Boy Golden: Shoot to Kill the Arturo Porcuna Story Review
And so I left the theater screening BOY GOLDEN, E.R. Ejercito’s biographical portrait of notorious gangster Arturo Porcuna, with such a smile. It’s a good thing I saw this last, right after the thinly-veiled Ping Lacson escapade that is 10000 HOURS. For me, BOY GOLDEN was a great antidote after what I saw. Not that the former was a lousy movie. In fact, it was alright. But I’ll get back to that later.
Now, to be clear, I wasn’t a fan of Governor E.R.’s last two ventures–2011’s “Manila Kingpin” and 2012’s “El Presidente”–as they came off as self-indulgent. But this one was something else.
I’ll give out examples.
For one, the prologue was a winner. We begin with a neon-lit bar full of shady characters. Summarized within a minute, it had almost every trope you could associate with American film noir of the 1940s and 1950s, with a little influence from yakuza flicks (Suzuki’s TOKYO DRIFTER comes to mind), and transplanted into Manila circa 1960. Then comes this guy who rolls out some Elvis Presley songs on the jukebox, and a crossfire begins. Think Tarantino, but not so blatant. For laughs, an old man makes his way across the room while the fight ensues. By the time he reaches the door, the gig’s over.
The next scene features a brief cruise around a Manilean street of yesteryear. For the first time in so many years, here is a local period piece that was able to make Manila look so stunningly retro. For one moment, I felt transported back to 1960s Manila and not 2010s Manila that was hastily made to look like 1960s Manila. And then, as we roll out to a nightclub typical of its day, out comes… a Luhrmann-esque dance number?
I shit you not. Just when I was caught up with the postcard atmosphere, I got caught by surprise. For something that takes place in that decade, I’m not getting any Les Baxter cha cha here, but, in its place, a hip hop track worthy of 21st Century MTV!
And then there are more comedic, self-conscious moments. While I doubt the production team were inspired by these guys, the presence of Lester (especially HELP!) and Godard (especially A BAND OF OUTSIDERS) can’t be missed. That mini-concerto in the middle felt like something that could have been in [Mike] De Leon’s KAKABAKABA KA BA? or a Monty Python outing.
I shall not elaborate anymore on the scenes. But like I said, the picture is full of surprises.
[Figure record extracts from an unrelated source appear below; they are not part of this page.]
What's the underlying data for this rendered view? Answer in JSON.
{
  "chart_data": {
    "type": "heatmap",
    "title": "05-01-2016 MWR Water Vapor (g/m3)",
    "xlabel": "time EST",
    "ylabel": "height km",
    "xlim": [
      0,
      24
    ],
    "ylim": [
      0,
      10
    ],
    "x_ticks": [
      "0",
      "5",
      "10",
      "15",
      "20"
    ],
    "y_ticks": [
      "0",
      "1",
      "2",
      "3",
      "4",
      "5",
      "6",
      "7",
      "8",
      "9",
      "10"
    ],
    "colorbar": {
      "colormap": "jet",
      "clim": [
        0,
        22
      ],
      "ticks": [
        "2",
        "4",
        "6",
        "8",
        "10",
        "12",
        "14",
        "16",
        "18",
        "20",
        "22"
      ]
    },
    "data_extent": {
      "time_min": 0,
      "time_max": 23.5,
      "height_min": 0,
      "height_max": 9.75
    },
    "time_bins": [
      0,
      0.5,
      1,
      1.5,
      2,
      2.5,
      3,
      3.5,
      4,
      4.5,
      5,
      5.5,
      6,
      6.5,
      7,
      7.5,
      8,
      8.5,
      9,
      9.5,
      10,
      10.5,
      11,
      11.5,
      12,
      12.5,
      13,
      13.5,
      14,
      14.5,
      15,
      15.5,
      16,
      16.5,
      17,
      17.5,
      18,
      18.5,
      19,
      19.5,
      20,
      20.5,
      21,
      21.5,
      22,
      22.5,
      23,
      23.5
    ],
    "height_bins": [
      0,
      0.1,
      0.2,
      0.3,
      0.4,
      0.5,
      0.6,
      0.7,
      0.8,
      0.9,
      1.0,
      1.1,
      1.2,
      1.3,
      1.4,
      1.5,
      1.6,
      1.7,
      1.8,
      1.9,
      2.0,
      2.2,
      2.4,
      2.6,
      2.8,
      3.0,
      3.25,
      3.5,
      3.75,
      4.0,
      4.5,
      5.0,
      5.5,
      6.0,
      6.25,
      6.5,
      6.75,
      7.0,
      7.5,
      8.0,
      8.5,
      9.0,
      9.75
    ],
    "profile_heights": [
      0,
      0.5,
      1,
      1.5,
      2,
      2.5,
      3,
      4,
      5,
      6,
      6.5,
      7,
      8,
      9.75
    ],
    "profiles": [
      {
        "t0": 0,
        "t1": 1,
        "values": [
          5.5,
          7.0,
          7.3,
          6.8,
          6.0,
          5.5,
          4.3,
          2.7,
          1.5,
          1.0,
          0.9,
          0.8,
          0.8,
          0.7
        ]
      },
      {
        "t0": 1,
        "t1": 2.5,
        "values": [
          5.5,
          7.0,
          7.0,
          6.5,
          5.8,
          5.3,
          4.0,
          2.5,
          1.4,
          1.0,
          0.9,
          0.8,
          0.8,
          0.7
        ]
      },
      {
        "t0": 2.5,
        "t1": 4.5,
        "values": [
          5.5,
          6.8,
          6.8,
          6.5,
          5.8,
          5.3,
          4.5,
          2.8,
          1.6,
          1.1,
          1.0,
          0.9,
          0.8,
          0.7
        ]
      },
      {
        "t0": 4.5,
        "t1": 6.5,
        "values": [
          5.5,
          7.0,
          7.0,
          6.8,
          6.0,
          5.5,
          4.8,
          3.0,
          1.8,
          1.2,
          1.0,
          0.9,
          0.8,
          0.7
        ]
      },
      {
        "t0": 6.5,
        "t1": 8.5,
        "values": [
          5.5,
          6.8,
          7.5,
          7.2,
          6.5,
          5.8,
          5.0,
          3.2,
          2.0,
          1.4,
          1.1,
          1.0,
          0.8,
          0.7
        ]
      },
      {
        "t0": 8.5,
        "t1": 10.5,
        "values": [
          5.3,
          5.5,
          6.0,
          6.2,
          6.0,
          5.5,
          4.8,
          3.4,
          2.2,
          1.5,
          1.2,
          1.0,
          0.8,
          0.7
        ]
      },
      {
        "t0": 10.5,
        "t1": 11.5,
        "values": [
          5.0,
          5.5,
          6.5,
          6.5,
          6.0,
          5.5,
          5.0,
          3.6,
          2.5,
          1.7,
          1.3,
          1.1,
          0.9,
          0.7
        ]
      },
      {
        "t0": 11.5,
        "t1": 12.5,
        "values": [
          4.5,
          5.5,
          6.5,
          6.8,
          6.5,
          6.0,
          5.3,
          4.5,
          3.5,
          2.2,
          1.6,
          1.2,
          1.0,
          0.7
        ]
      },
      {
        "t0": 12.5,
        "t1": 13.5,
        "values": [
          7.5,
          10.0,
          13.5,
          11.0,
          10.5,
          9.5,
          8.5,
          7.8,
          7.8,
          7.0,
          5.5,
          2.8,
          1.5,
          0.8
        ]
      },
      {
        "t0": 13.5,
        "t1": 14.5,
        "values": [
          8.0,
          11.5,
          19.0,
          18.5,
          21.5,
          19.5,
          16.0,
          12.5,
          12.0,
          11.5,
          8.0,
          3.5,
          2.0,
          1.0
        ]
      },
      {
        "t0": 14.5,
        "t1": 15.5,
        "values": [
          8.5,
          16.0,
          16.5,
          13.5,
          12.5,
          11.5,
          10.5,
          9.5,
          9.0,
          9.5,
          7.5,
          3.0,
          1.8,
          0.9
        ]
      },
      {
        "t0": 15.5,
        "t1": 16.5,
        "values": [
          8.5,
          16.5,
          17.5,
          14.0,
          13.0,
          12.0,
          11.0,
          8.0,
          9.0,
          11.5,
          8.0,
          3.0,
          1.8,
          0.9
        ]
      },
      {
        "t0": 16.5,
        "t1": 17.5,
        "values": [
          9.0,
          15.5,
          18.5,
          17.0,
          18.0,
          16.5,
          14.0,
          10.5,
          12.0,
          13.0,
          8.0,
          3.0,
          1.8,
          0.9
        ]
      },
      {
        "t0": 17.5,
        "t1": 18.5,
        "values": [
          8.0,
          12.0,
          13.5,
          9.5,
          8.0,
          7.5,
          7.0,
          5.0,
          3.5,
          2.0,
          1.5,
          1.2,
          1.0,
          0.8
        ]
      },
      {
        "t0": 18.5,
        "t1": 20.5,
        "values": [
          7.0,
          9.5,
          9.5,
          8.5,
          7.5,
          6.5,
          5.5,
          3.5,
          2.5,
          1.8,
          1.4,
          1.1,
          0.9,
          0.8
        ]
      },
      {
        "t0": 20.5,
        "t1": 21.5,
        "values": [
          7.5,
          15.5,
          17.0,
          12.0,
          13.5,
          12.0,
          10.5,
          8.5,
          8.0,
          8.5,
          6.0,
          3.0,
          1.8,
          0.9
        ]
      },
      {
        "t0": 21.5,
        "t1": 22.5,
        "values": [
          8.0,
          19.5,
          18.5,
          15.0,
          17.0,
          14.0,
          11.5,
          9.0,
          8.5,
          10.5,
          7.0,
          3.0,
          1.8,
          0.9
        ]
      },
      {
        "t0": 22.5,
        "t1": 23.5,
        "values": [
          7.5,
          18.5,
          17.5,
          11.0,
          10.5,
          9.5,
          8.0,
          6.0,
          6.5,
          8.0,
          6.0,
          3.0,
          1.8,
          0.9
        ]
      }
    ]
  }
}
I think E.R. and Company learned from their past experiences and, instead of taking their subject way too seriously for its own good, loosens the screws this time to surprisingly come up with a twisted revisionist joyride only “based” on a real life figure. What if BONNIE AND CLYDE was this camp. Then again, it seems closer in tie with BUTCH CASSIDY AND THE SUNDANCE KID, albeit funnier in my book. And despite something that was conceived as kitsch from the start, it knows when to stop smiling and get on to the crime drama angle of the story. So yes, the balance is just right.
Now to the people responsible for this gem. The Governor was just over-the-top great as the histrionic, Elvis-obsessed villain-hero. And who knew KC Concepcion–as the psychotic sweetheart with an urge to kill whenever she’s provoked–can make for an interesting action girl?
Carlo Mendoza’s spinoff-of-Deco photography is a real feast for the eyes. While shooting on actual film adds a richer dimension than it is with digital, making the mise en scene prettier to look at, it’s a given that the DP has a real gift for the visuals.
And while I’m not crazy over Chito Roño’s oeuvre (2004’s FENG SHUI comes to mind), the film director proved me wrong, and that he can deliver the cinematic goods whenever he can get the chance.
All in all, the picture was balls-out fun. I’ll admit, this was more enjoyable than the latest action movie Hollywood has to offer. It’s got a smorgasbord full of WTFs and excitement to keep the moviegoing palate satisfied. To quote Mr. Boy Golden himself: “Eef yor lookeeng por trrabol, yoob cam t’ da raht pleiz!”